Más locos que libres

Imagen del artículo:Más locos que libres

Los que esperan el colectivo en la Avenida Diez de diciembre tienen pocas cosas en común. Martín trabaja en la ferretería de su hermano, Juan Carlos es oficinista desde 1980. Miguel tiene más canas que cabello y aún sueña con que sus libros le permitan dejar lo de su madre, Roberto es abogado. Si sus clientes lo vieran con ese pantalón roto, tenis gastados. Jersey de 1996 y cabello alborotado, difícilmente lo contratan. Un poco porque así es la gente de prejuiciosa. Otro tanto porque, cuando es esa la indumentaria, al hombre no le interesa algo que no sea llegar antes de lo justo a la parada, subirse al colectivo. Platicar con los amigos y vivir la previa como Dios manda. ¿Es esa desfachatez social, acaso, la única similitud entre ellos?
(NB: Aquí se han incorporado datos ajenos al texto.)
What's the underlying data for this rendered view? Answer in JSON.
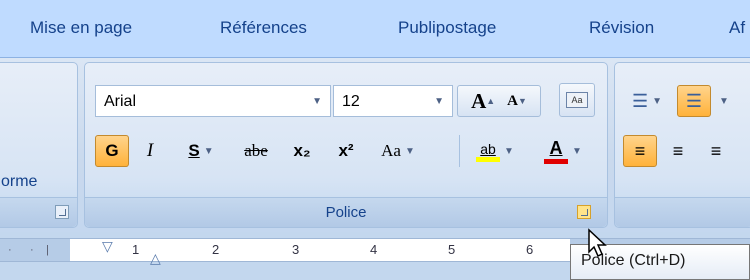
{
  "tabs": [
    "Mise en page",
    "Références",
    "Publipostage",
    "Révision",
    "Af"
  ],
  "left_group": {
    "label_partial": "orme"
  },
  "font_group": {
    "font_name": "Arial",
    "font_size": "12",
    "group_label": "Police",
    "bold": "G",
    "italic": "I",
    "underline": "S",
    "strike": "abe",
    "subscript": "x₂",
    "superscript": "x²",
    "case": "Aa",
    "highlight": "ab",
    "font_color": "A",
    "grow": "A",
    "shrink": "A"
  },
  "ruler": {
    "numbers": [
      "1",
      "2",
      "3",
      "4",
      "5",
      "6"
    ]
  },
  "tooltip": "Police (Ctrl+D)",
  "colors": {
    "accent_orange": "#ffb23a",
    "highlight_yellow": "#ffff00",
    "font_red": "#e00000",
    "label_blue": "#15428b"
  }
}
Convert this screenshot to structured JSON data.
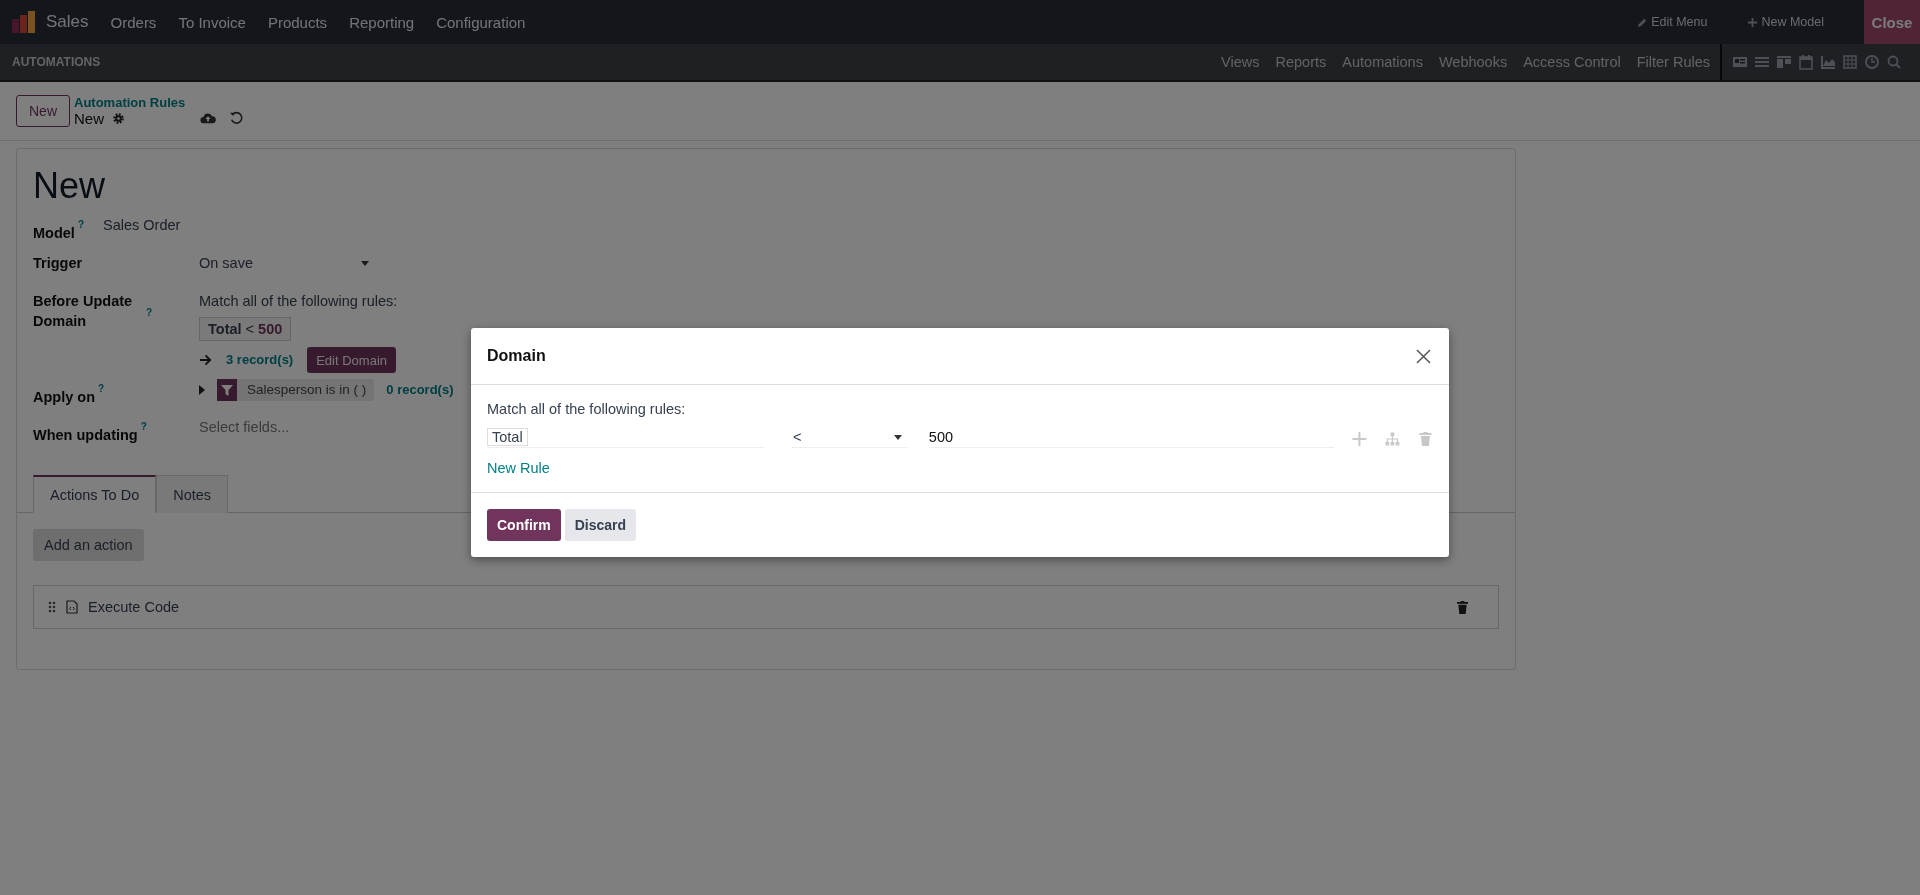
{
  "app_menu": {
    "app_name": "Sales",
    "items": [
      "Orders",
      "To Invoice",
      "Products",
      "Reporting",
      "Configuration"
    ]
  },
  "studio_actions": [
    {
      "label": "Edit Menu",
      "kind": "edit"
    },
    {
      "label": "New Model",
      "kind": "add"
    }
  ],
  "close_button": "Close",
  "studio_bar": {
    "title": "AUTOMATIONS",
    "items": [
      "Views",
      "Reports",
      "Automations",
      "Webhooks",
      "Access Control",
      "Filter Rules"
    ]
  },
  "control_panel": {
    "new_button": "New",
    "breadcrumb": "Automation Rules",
    "current": "New"
  },
  "form": {
    "title": "New",
    "fields": [
      {
        "kind": "text",
        "label": "Model",
        "help": "?",
        "value": "Sales Order"
      },
      {
        "kind": "select",
        "label": "Trigger",
        "value": "On save"
      },
      {
        "kind": "domain",
        "label": "Before Update Domain",
        "help": "?",
        "intro": "Match all of the following rules:",
        "tag_field": "Total",
        "tag_operator": "<",
        "tag_value": "500",
        "records": "3 record(s)",
        "button": "Edit Domain"
      },
      {
        "kind": "filter",
        "label": "Apply on",
        "help": "?",
        "filter": "Salesperson is in ( )",
        "records": "0 record(s)"
      },
      {
        "kind": "placeholder",
        "label": "When updating",
        "help": "?",
        "placeholder": "Select fields..."
      }
    ],
    "tabs": [
      {
        "label": "Actions To Do",
        "selected": true
      },
      {
        "label": "Notes",
        "selected": false
      }
    ],
    "add_action_button": "Add an action",
    "actions": [
      {
        "label": "Execute Code"
      }
    ]
  },
  "dialog": {
    "title": "Domain",
    "intro": "Match all of the following rules:",
    "rules": [
      {
        "field": "Total",
        "operator": "<",
        "value": "500"
      }
    ],
    "new_rule": "New Rule",
    "buttons": [
      {
        "label": "Confirm",
        "kind": "primary"
      },
      {
        "label": "Discard",
        "kind": "secondary"
      }
    ]
  }
}
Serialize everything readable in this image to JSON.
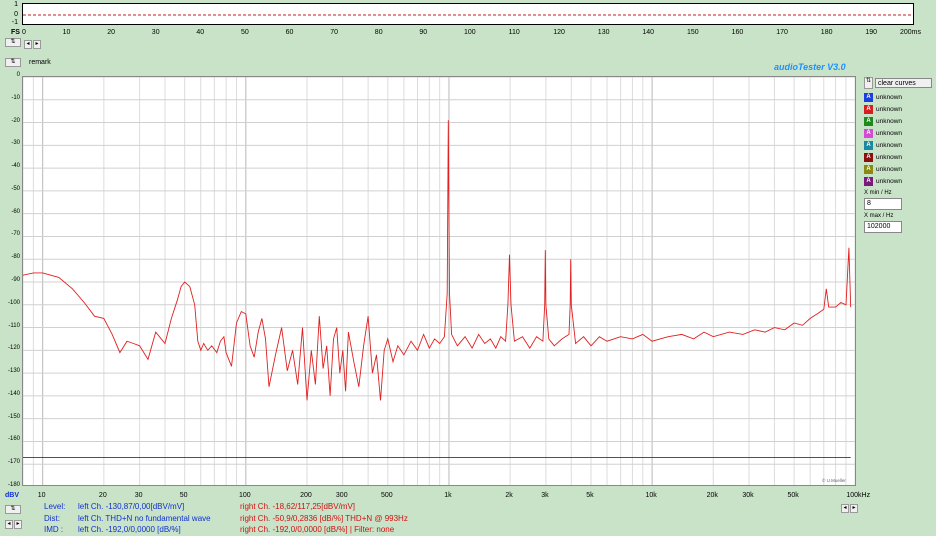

Martín, Juan Carlos, Miguel y Roberto son buenos esposos, padres, hijos, amantes, amigos, empleados y cuanta función tengan en el día a día. En eso también se parecen. Ninguno resta más de lo que suma a la sociedad, aunque tienen sus defectos, claro. Martín, por ejemplo, padece de esa enfermedad llamada conformismo. La esposa seguido le dice que si se esfuerza un poquito más podría montarse su propia ferretería y botar al prepotente de su hermano. Él le pregunta si es lo que ella desea… si le hace falta algo. El cuestionamiento es sincero. Si la esposa dice que sí, enseguida le habla a Agustín y le pide horas extras. Sin embargo, Fabiana dice que no. Que está bien así. Que lo dice por él. Que siente que su hermano no lo valora lo suficiente. Martín está de acuerdo, mas no le afecta. Está bien así.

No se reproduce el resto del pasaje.